Congo reported the outbreak on Tuesday, with 32 suspected, probable or confirmed cases of the disease since April 4, including 18 deaths. A new suspected case was reported on Friday.

The WHO is moving quickly, having been criticised for bungling its response to a 2014-2016 outbreak that killed more than 11 300 people in Guinea, Sierra Leone and Liberia.

“We are very concerned and planning for all scenarios,including the worst case scenario,” Peter Salama, WHO’s Deputy Director-General of Emergency Preparedness and Response, told a regular UN briefing in Geneva.

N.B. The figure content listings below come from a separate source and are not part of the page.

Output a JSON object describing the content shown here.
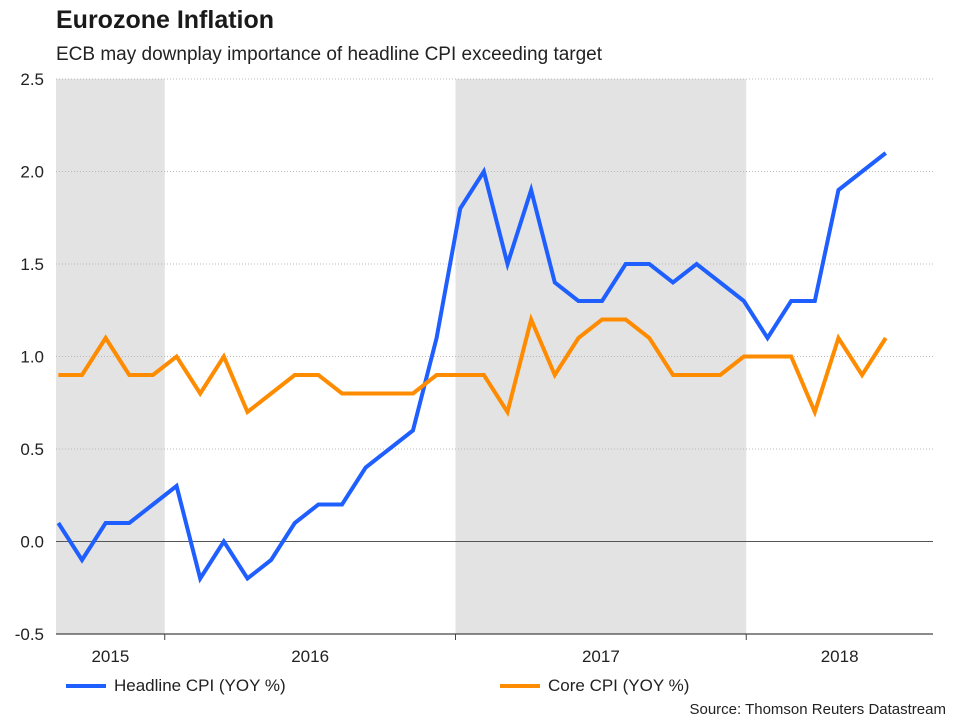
{
  "header": {
    "title": "Eurozone Inflation",
    "subtitle": "ECB may downplay importance of headline CPI exceeding target"
  },
  "source": "Source: Thomson Reuters Datastream",
  "colors": {
    "headline": "#1f5fff",
    "core": "#ff8c00",
    "shade": "#e3e3e3",
    "grid": "#b8b8b8",
    "zero": "#555555"
  },
  "chart_data": {
    "type": "line",
    "title": "Eurozone Inflation",
    "subtitle": "ECB may downplay importance of headline CPI exceeding target",
    "xlabel": "",
    "ylabel": "",
    "ylim": [
      -0.5,
      2.5
    ],
    "yticks": [
      "-0.5",
      "0.0",
      "0.5",
      "1.0",
      "1.5",
      "2.0",
      "2.5"
    ],
    "ytick_values": [
      -0.5,
      0.0,
      0.5,
      1.0,
      1.5,
      2.0,
      2.5
    ],
    "x_range_months": [
      -0.1,
      37
    ],
    "years": [
      {
        "label": "2015",
        "start": -0.1,
        "end": 4.5
      },
      {
        "label": "2016",
        "start": 4.5,
        "end": 16.8
      },
      {
        "label": "2017",
        "start": 16.8,
        "end": 29.1
      },
      {
        "label": "2018",
        "start": 29.1,
        "end": 37
      }
    ],
    "shaded_periods": [
      [
        -0.1,
        4.5
      ],
      [
        16.8,
        29.1
      ]
    ],
    "grid": true,
    "legend_position": "bottom",
    "series": [
      {
        "name": "Headline CPI (YOY %)",
        "color": "#1f5fff",
        "x": [
          0,
          1,
          2,
          3,
          4,
          5,
          6,
          7,
          8,
          9,
          10,
          11,
          12,
          13,
          14,
          15,
          16,
          17,
          18,
          19,
          20,
          21,
          22,
          23,
          24,
          25,
          26,
          27,
          28,
          29,
          30,
          31,
          32,
          33,
          34,
          35
        ],
        "values": [
          0.1,
          -0.1,
          0.1,
          0.1,
          0.2,
          0.3,
          -0.2,
          0.0,
          -0.2,
          -0.1,
          0.1,
          0.2,
          0.2,
          0.4,
          0.5,
          0.6,
          1.1,
          1.8,
          2.0,
          1.5,
          1.9,
          1.4,
          1.3,
          1.3,
          1.5,
          1.5,
          1.4,
          1.5,
          1.4,
          1.3,
          1.1,
          1.3,
          1.3,
          1.9,
          2.0,
          2.1
        ]
      },
      {
        "name": "Core CPI (YOY %)",
        "color": "#ff8c00",
        "x": [
          0,
          1,
          2,
          3,
          4,
          5,
          6,
          7,
          8,
          9,
          10,
          11,
          12,
          13,
          14,
          15,
          16,
          17,
          18,
          19,
          20,
          21,
          22,
          23,
          24,
          25,
          26,
          27,
          28,
          29,
          30,
          31,
          32,
          33,
          34,
          35
        ],
        "values": [
          0.9,
          0.9,
          1.1,
          0.9,
          0.9,
          1.0,
          0.8,
          1.0,
          0.7,
          0.8,
          0.9,
          0.9,
          0.8,
          0.8,
          0.8,
          0.8,
          0.9,
          0.9,
          0.9,
          0.7,
          1.2,
          0.9,
          1.1,
          1.2,
          1.2,
          1.1,
          0.9,
          0.9,
          0.9,
          1.0,
          1.0,
          1.0,
          0.7,
          1.1,
          0.9,
          1.1
        ]
      }
    ]
  }
}
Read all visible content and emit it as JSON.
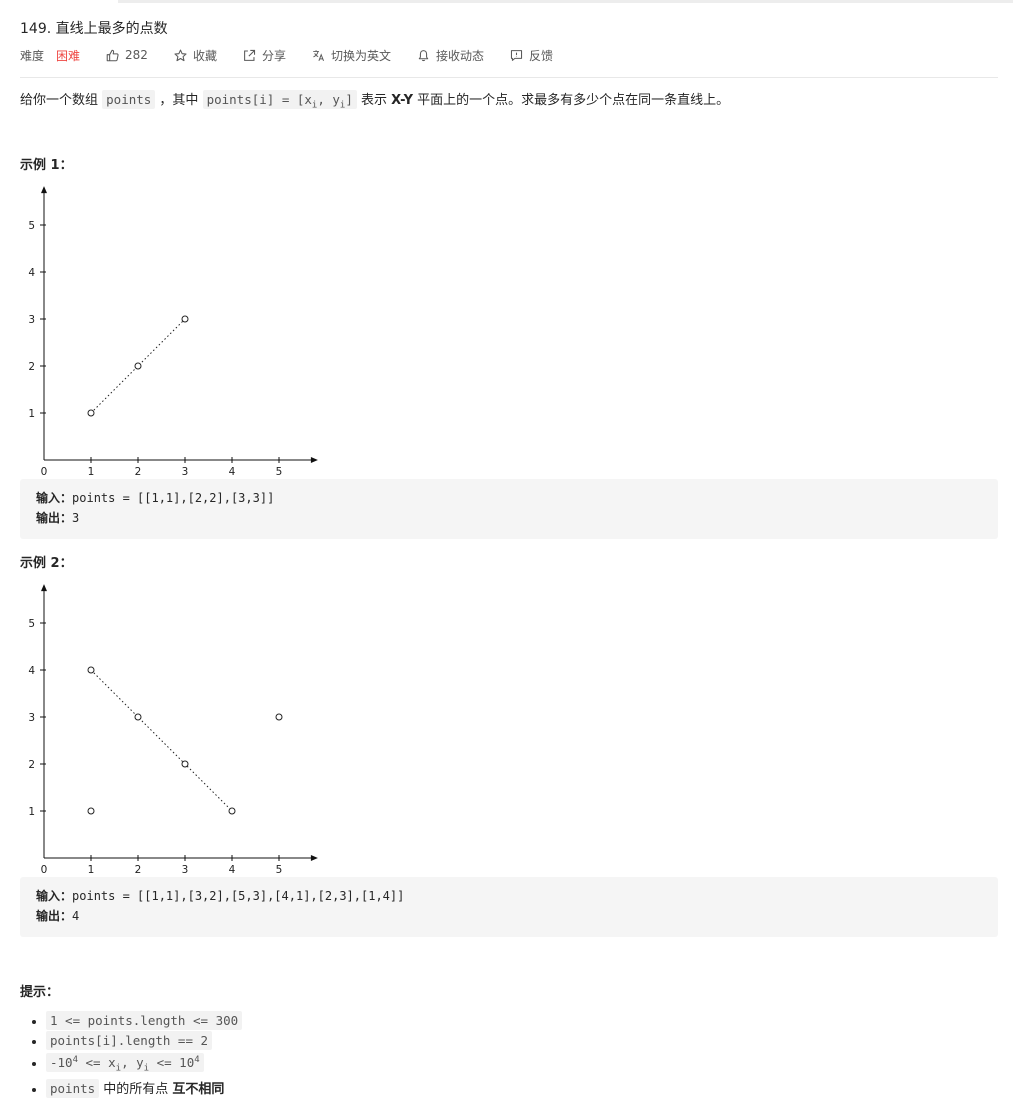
{
  "problem": {
    "title": "149. 直线上最多的点数",
    "difficulty_label": "难度",
    "difficulty_value": "困难",
    "likes": "282",
    "collect_label": "收藏",
    "share_label": "分享",
    "switch_lang_label": "切换为英文",
    "subscribe_label": "接收动态",
    "feedback_label": "反馈"
  },
  "description": {
    "p1": "给你一个数组 ",
    "code1": "points",
    "p2": " ，其中 ",
    "code2a": "points[i] = [x",
    "sub_i1": "i",
    "code2b": ", y",
    "sub_i2": "i",
    "code2c": "]",
    "p3": " 表示 ",
    "strong1": "X-Y",
    "p4": " 平面上的一个点。求最多有多少个点在同一条直线上。"
  },
  "examples": [
    {
      "heading": "示例 1：",
      "input_label": "输入：",
      "input_value": "points = [[1,1],[2,2],[3,3]]",
      "output_label": "输出：",
      "output_value": "3"
    },
    {
      "heading": "示例 2：",
      "input_label": "输入：",
      "input_value": "points = [[1,1],[3,2],[5,3],[4,1],[2,3],[1,4]]",
      "output_label": "输出：",
      "output_value": "4"
    }
  ],
  "chart_data": [
    {
      "type": "scatter",
      "x_ticks": [
        "0",
        "1",
        "2",
        "3",
        "4",
        "5"
      ],
      "y_ticks": [
        "1",
        "2",
        "3",
        "4",
        "5"
      ],
      "xlim": [
        0,
        5.7
      ],
      "ylim": [
        0,
        5.7
      ],
      "points": [
        [
          1,
          1
        ],
        [
          2,
          2
        ],
        [
          3,
          3
        ]
      ],
      "line": [
        [
          1,
          1
        ],
        [
          3,
          3
        ]
      ]
    },
    {
      "type": "scatter",
      "x_ticks": [
        "0",
        "1",
        "2",
        "3",
        "4",
        "5"
      ],
      "y_ticks": [
        "1",
        "2",
        "3",
        "4",
        "5"
      ],
      "xlim": [
        0,
        5.7
      ],
      "ylim": [
        0,
        5.7
      ],
      "points": [
        [
          1,
          1
        ],
        [
          3,
          2
        ],
        [
          5,
          3
        ],
        [
          4,
          1
        ],
        [
          2,
          3
        ],
        [
          1,
          4
        ]
      ],
      "line": [
        [
          1,
          4
        ],
        [
          4,
          1
        ]
      ]
    }
  ],
  "hints": {
    "heading": "提示：",
    "h1": "1 <= points.length <= 300",
    "h2": "points[i].length == 2",
    "h3a": "-10",
    "h3_sup1": "4",
    "h3b": " <= x",
    "h3_sub1": "i",
    "h3c": ", y",
    "h3_sub2": "i",
    "h3d": " <= 10",
    "h3_sup2": "4",
    "h4_code": "points",
    "h4_text": " 中的所有点 ",
    "h4_strong": "互不相同"
  },
  "colors": {
    "hard": "#ef4743",
    "code_bg": "#f2f2f2",
    "pre_bg": "#f5f5f5"
  }
}
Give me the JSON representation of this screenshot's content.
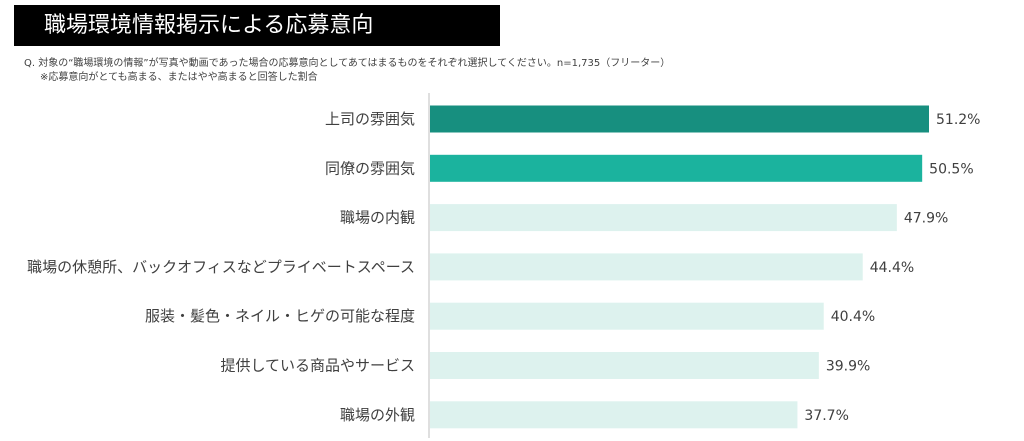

The outbreak area is 15 hours by motorbike from the closest town and has “absolutely dire” infrastructure, Salama said, so the WHO wants to send in 20-40 experts by helicopter this weekend and then clear an airstrip for more supplies.

“This is going to be tough and it’s going to be costly to stamp out this outbreak,” he said.

The immediate risk was to the provincial capital Mbandaka,with about 1 million inhabitants, but Congo’s nine neighbours have also been put on high alert in case the disease crosses a border, especially by river to the Republic of Congo or Central African Republic.

Gambia, Guinea and Nigeria have already said they are taking steps to ensure the virus does not spread, and Kenya’s Health Ministry said on Friday it would bolster screening of travellers with thermo scanners at airports.

Normally a remote setting would reduce the chance of the disease spreading. But already there are three separate locations covering 60 km or more, and some of the victims were healthcare workers, potentially “an amplification factor” for outbreaks, Salama said.

The local culture, with traditional healers and communal burials where there was close contact with the deceased, could cause “super-spreading” of Ebola, which kills up to 90% of sufferers, he said.